American educational historian (born 1943)

Roger L. Geiger (born 1943) is an American scholar of higher education in the United States. He is Distinguished Professor of Higher Education Emeritus at Pennsylvania State University.

==Education and career==
Geiger graduated from the University of Michigan with a Bachelor of Arts with a major in English in 1964, a Master of Arts in history in 1966, and a Doctor of Philosophy in history in 1972: Diss. "The Development of French Sociology, 1870-1905.

He was an instructor in history at Northern Michigan University from 1966 to 1968 and at the University of Michigan from 1972 to 1974. From 1974 to 1987 he conducted researched in comparative and private higher education at Yale University's Institution for Social and Policy Studies.

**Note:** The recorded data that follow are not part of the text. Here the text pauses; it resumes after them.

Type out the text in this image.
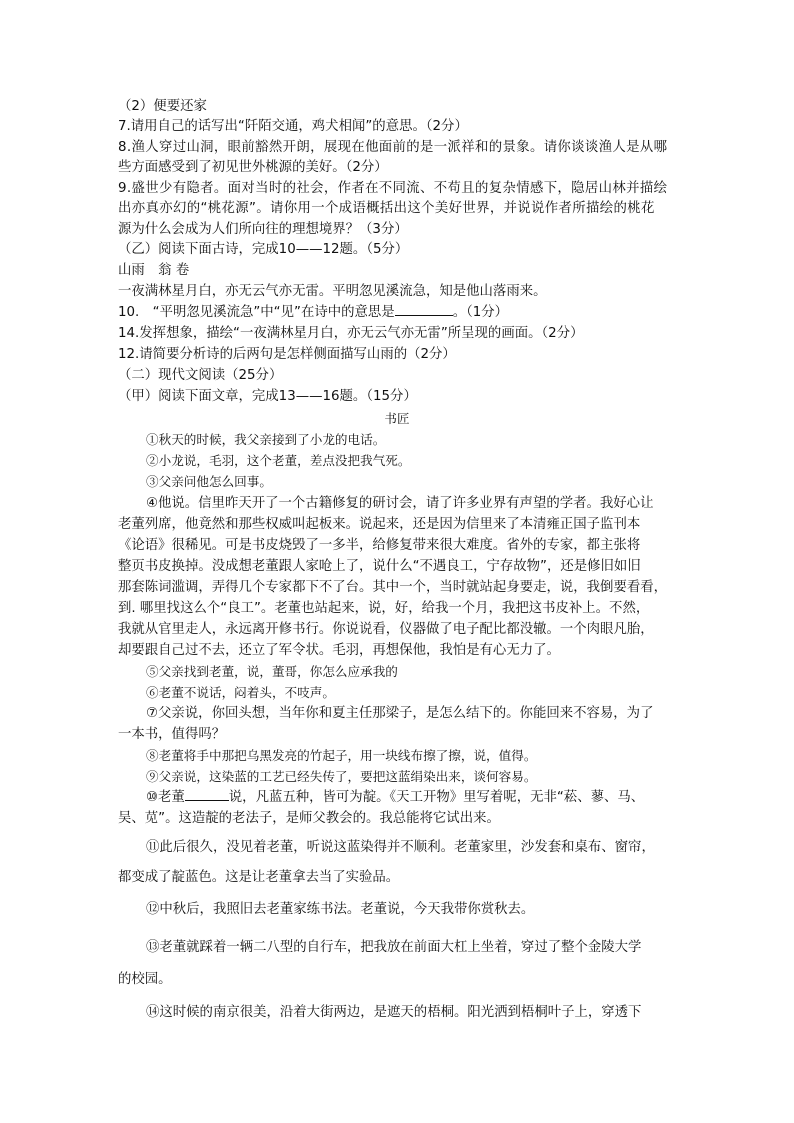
（2）便要还家
7.请用自己的话写出“阡陌交通，鸡犬相闻”的意思。（2分）
8.渔人穿过山洞，眼前豁然开朗，展现在他面前的是一派祥和的景象。请你谈谈渔人是从哪
些方面感受到了初见世外桃源的美好。（2分）
9.盛世少有隐者。面对当时的社会，作者在不同流、不苟且的复杂情感下，隐居山林并描绘
出亦真亦幻的“桃花源”。请你用一个成语概括出这个美好世界，并说说作者所描绘的桃花
源为什么会成为人们所向往的理想境界？（3分）
（乙）阅读下面古诗，完成10——12题。（5分）
山雨　翁 卷
一夜满林星月白，亦无云气亦无雷。平明忽见溪流急，知是他山落雨来。
10.　“平明忽见溪流急”中“见”在诗中的意思是	。（1分）
14.发挥想象，描绘“一夜满林星月白，亦无云气亦无雷”所呈现的画面。（2分）
12.请简要分析诗的后两句是怎样侧面描写山雨的（2分）
（二）现代文阅读（25分）
（甲）阅读下面文章，完成13——16题。（15分）
书匠
①秋天的时候，我父亲接到了小龙的电话。
②小龙说，毛羽，这个老董，差点没把我气死。
③父亲问他怎么回事。
④他说。信里昨天开了一个古籍修复的研讨会，请了许多业界有声望的学者。我好心让
老董列席，他竟然和那些权威叫起板来。说起来，还是因为信里来了本清雍正国子监刊本
《论语》很稀见。可是书皮烧毁了一多半，给修复带来很大难度。省外的专家，都主张将
整页书皮换掉。没成想老董跟人家呛上了，说什么“不遇良工，宁存故物”，还是修旧如旧
那套陈词滥调，弄得几个专家都下不了台。其中一个，当时就站起身要走，说，我倒要看看，
到. 哪里找这么个“良工”。老董也站起来，说，好，给我一个月，我把这书皮补上。不然，
我就从官里走人，永远离开修书行。你说说看，仪器做了电子配比都没辙。一个肉眼凡胎，
却要跟自己过不去，还立了军令状。毛羽，再想保他，我怕是有心无力了。
⑤父亲找到老董，说，董哥，你怎么应承我的
⑥老董不说话，闷着头，不吱声。
⑦父亲说，你回头想，当年你和夏主任那梁子，是怎么结下的。你能回来不容易，为了
一本书，值得吗？
⑧老董将手中那把乌黑发亮的竹起子，用一块线布擦了擦，说，值得。
⑨父亲说，这染蓝的工艺已经失传了，要把这蓝绢染出来，谈何容易。
⑩老董	说，凡蓝五种，皆可为靛。《天工开物》里写着呢，无非“菘、蓼、马、
吴、苋”。这造靛的老法子，是师父教会的。我总能将它试出来。
⑪此后很久，没见着老董，听说这蓝染得并不顺利。老董家里，沙发套和桌布、窗帘，
都变成了靛蓝色。这是让老董拿去当了实验品。
⑫中秋后，我照旧去老董家练书法。老董说，今天我带你赏秋去。
⑬老董就踩着一辆二八型的自行车，把我放在前面大杠上坐着，穿过了整个金陵大学
的校园。
⑭这时候的南京很美，沿着大街两边，是遮天的梧桐。阳光洒到梧桐叶子上，穿透下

He joined the faculty of Pennsylvania State University in 1987 and retired in 2016. He has published 8 single-authored books, many edited volumes, and more than 150 articles. He edited the History of Higher Education Annual (1993-2017).

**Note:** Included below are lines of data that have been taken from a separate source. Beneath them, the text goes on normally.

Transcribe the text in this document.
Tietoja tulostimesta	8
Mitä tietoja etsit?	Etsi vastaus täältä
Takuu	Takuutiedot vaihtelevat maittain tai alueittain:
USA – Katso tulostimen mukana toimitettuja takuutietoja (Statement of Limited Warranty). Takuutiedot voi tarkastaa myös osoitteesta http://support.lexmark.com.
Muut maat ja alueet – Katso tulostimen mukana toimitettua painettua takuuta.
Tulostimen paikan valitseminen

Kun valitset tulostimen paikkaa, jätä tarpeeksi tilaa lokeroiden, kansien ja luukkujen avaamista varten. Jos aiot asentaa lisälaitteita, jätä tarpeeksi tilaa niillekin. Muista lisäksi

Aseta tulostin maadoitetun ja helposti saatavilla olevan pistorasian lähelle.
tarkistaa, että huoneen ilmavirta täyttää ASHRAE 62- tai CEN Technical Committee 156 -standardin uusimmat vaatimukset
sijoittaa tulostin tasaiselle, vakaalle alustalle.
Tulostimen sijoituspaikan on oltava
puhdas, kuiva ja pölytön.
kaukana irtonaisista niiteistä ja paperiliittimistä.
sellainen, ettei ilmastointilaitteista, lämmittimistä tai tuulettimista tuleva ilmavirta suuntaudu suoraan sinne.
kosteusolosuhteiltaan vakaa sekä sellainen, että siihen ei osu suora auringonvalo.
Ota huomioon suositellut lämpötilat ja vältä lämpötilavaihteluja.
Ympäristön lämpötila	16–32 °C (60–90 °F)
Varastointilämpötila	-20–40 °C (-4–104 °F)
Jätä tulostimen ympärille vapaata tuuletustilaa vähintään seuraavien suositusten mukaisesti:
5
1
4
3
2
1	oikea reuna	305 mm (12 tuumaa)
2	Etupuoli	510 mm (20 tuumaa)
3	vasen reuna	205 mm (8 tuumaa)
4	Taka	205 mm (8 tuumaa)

In comparative higher education Geiger published Private Sectors (1986). His next three volumes analyzed the development of American research universities in the twentieth century: in To Advance Knowledge (1986) foundations promoted basic science; in Research and Relevant Knowledge (1993) federal agencies supported research relevant to their missions; and Knowledge and Money (2004) encompassed university-industry research ties. This last theme was expanded in Tapping the Riches of Science (2008). Geiger then published in two volumes the most thorough history of American higher education (2015 & 2019). The first volume, Learning and Culture, was named outstanding publication of 2015 by the Postsecondary Division of the American Educational Research Association. Geiger’s papers are deposited at the Pennsylvania State University Archives and Special Collections, including a Curriculum Vitae and “Career Outline, 1963-2023.”

==Books==
- Private Sectors in Higher Education: Structure, function, and Change in Eight Countries (1986, University of Michigan Press)
- "To Advance Knowledge: The Growth of American Research Universities, 1900-1940" (2017) (1st edition, 1986, Oxford University Press)
- "Research and Relevant Knowledge: American Research Universities Since World War II" (2017) (1st edition, 1993, Oxford University Press)
- "Knowledge and Money: Research Universities and the Paradox of the Marketplace" (2004)
- with Creso M. Sá: "Tapping the Riches of Science: Universities and the Promise of Economic Growth" (2008)
- "The History of American Higher Education: Learning and Culture from the Founding to World War II" (2015)
- American Higher Education Since World War II: A History, 2019, Princeton University Press.